А потом было купание лошадей! Плыть на громадной невесомой лошади по речной глади было, до щекотки, приятно, удивительно и весело. Белая глина сползала и с наших, и с лошадиных боков – медузами уходя в воду. И назад в конюшню! Опять с гиканьем!
После купания свежие, чистые лошади, знавшие, что их сейчас будут кормить, мчались по улицам села! И наша радость передавалась всем – тополям в блестящих клейких листьях, лошадям, женщинам, что, сторонясь, шутливо ворча, улыбаясь, гордо смотрели на нас, а мы, наперегонки, обхвативши своими загорелыми ногами мокрые лошадиные бока, неслись по уже родной, своей улице. И ничего, что наутро ныл кобчик, болели икры, никогда не знавшие такой работы. И до обеда наши кавалеристские походки были предметом добрых насмешек прошедших через это деревенских…
И ночью лошади не давали нам покоя! Иногда выпадало счастье – увести лошадей из конюшни, надев на их головы уздечки. В темноте, привычно доверяя, с краю залезть им в рот, не боясь за пальцы, – вставить удила и, тихо оглаживая, подальше отвести от конюшни. Взобраться с какого-нибудь база на холку и, ударив по бокам, понестись, вдогонку всей честной компании, на улицу другого села. А это иногда – двадцать километров в один конец! Под луной! В спелом степном запахе убранного летнего жнивья, перемешанного с цикадами!
Помчаться среди шапок подсолнухов, фосфорицирующих ночью и пахнущих своим. Они, как бабы – с большими наклонёнными головами в жёлтых платках,– монументально стояли возле дороги. И потом, спустя много лет, именно через эти воспоминания, Ван Гог стал близок и понятен сразу. Так же было и с художником Климтом. И я испытал, именно тогда, этот восторг перед ночным подсолнухом, источающим своими мощными быльями аромат такой силы и своеобычности! И ещё тогда я подходил, и с удивлением видел, как он сложно и мощно задуман – с его сотами на сковороде семян, обрамлённых жёлтыми ветреными листиками, так не вязавшихся с его крепостью, и пахнувших совсем по-другому – легковесно, совсем уже по-женски. И ничего б мне не сказал, тот запах, о нём.
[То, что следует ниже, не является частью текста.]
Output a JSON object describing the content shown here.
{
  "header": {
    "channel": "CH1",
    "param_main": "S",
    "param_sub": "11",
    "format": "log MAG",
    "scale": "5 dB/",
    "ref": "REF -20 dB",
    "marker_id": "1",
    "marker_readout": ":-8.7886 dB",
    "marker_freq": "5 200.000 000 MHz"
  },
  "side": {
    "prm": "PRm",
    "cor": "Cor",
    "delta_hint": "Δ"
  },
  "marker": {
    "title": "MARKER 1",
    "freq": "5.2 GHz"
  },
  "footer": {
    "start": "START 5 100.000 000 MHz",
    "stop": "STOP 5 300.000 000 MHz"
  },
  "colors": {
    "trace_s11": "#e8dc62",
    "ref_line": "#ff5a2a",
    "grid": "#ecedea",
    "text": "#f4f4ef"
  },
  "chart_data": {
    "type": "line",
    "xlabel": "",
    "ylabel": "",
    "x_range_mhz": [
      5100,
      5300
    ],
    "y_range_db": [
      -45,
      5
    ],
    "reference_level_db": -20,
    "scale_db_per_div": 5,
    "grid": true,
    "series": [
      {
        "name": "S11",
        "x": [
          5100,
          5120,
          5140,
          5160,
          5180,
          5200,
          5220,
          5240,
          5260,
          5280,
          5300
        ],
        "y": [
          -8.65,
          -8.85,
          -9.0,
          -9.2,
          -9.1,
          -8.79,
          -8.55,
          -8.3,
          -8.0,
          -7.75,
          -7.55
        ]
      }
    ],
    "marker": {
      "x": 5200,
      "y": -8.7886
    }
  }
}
Улица – это гуляние, это знакомства. Мы сопровождали наших, уже взрослых, друзей, как их адъютанты, стыдливо смотрели, держа поводья. Наблюдали, как они хохочут, петушатся, красуются, и совсем становятся непохожими на тех Ванек, Петек, которые ещё днём вместе с нами купали коней. Волосы их были вымыты, причёсаны. И уже были брюки клёш! И модная тогда цветная рубаха с персидским мотивом была на многих! И пахло от нас лошадями! И песня была под гитару про трёх ковбоев! И сейчас трепыхнётся душа, увидев лошадь. И понятны чувства цыган. И ближе становится Пушкин – с его путешествиями по всей России в лошадиной упряжке. И ближе становится Коля Ростов – офицер, кавалерист, охотник. Культура лошади, Читатель,– это отдельная тема для России, да и для всего человечества. И тут опять: чего не знаешь, того – не любишь! Только свой опыт помогает нам понять других, дорисовать картины, которые обозначены только в двух штрихах – писателем ли, художником. И всё идёт в голову легче, когда всё это, хоть немножко, было примерено на себя…
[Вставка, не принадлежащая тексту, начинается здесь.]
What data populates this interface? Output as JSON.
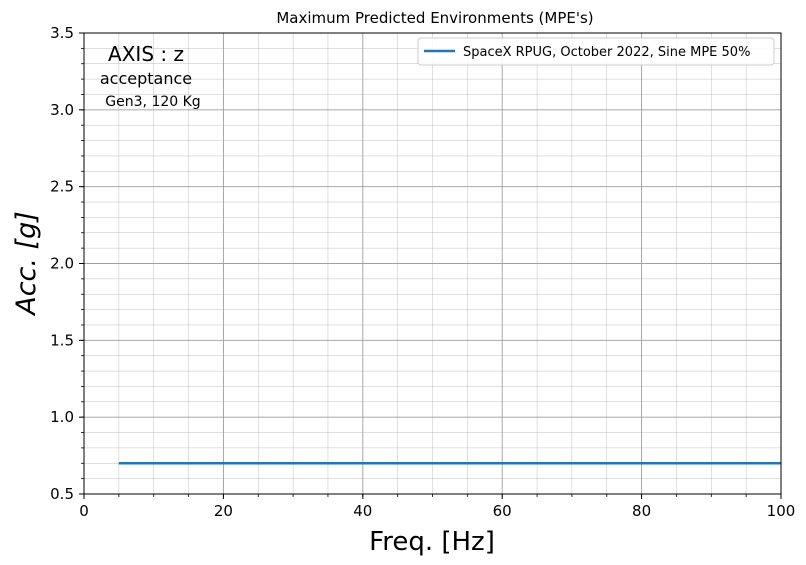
{
  "chart_data": {
    "type": "line",
    "title": "Maximum Predicted Environments (MPE's)",
    "xlabel": "Freq. [Hz]",
    "ylabel": "Acc. [g]",
    "xlim": [
      0,
      100
    ],
    "ylim": [
      0.5,
      3.5
    ],
    "x_ticks": [
      0,
      20,
      40,
      60,
      80,
      100
    ],
    "x_tick_labels": [
      "0",
      "20",
      "40",
      "60",
      "80",
      "100"
    ],
    "y_ticks": [
      0.5,
      1.0,
      1.5,
      2.0,
      2.5,
      3.0,
      3.5
    ],
    "y_tick_labels": [
      "0.5",
      "1.0",
      "1.5",
      "2.0",
      "2.5",
      "3.0",
      "3.5"
    ],
    "grid": true,
    "minor_grid": true,
    "legend_position": "top-right",
    "series": [
      {
        "name": "SpaceX RPUG, October 2022, Sine MPE 50%",
        "color": "#1f77b4",
        "x": [
          5,
          100
        ],
        "y": [
          0.7,
          0.7
        ]
      }
    ],
    "annotations": [
      "AXIS : z",
      "acceptance",
      "Gen3, 120 Kg"
    ]
  }
}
А днём мы жадно искали новых впечатлений. Сосуд был пуст и требовал наполнения. Что там, за колхозным садом, обрамлённым, как кипарисом, пирамидальным тополем? И такой Палестиной, такой Италией виделся мне тот сад! Что за птицы водятся в этом крае? И как быстро возможность открытия чего-то нового захватывает юные сердца! И вот уже деревенские – в кирзовых тапках, и городской – в зашитом дедом штиблете, продвигались в местечко Качурмага. Оно было последним, до чего мог дотягиваться их глаз, из того, их степного села.
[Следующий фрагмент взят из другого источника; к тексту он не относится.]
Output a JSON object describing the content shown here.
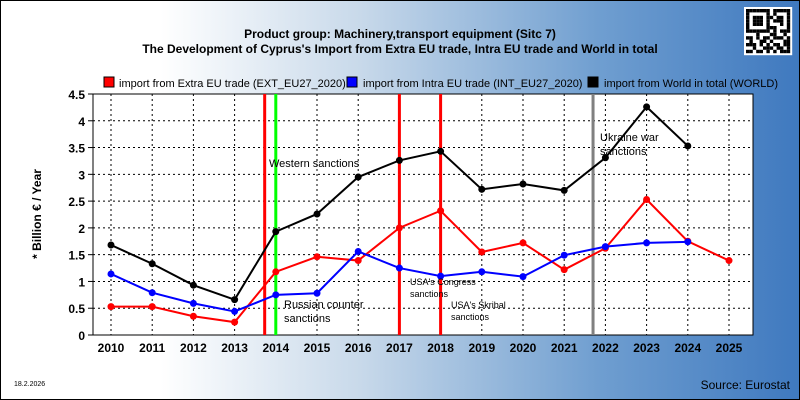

И вот уже перед нами родник, окружённый мать-и-мачехой, в той, казалось, недосягаемой Качурмажке, среди тех же тополей, уже сбросивших пух. И птица – незнакомая мне, невероятной голубой расцветки,– влетела в их крону. И не было на свете птицы красивее, чем только что увиденная. И глаз мой ещё не остыл, но тут меня охолонул Сашка Швабрин, сплюнув, он пренебрежительно сказал: «Да это же вонючка!». «Как вонючка?! Почему?!» – изумился я. Назвать эту красавицу, царицу птичьего царства местным именем так тривиально, так приземлено! И худющий древолаз Сашка, подойдя к тополю и покружив вокруг него, нашёл дупло, поскрёб по коре, и мы услышали шипящий щебет птенцов этой птицы.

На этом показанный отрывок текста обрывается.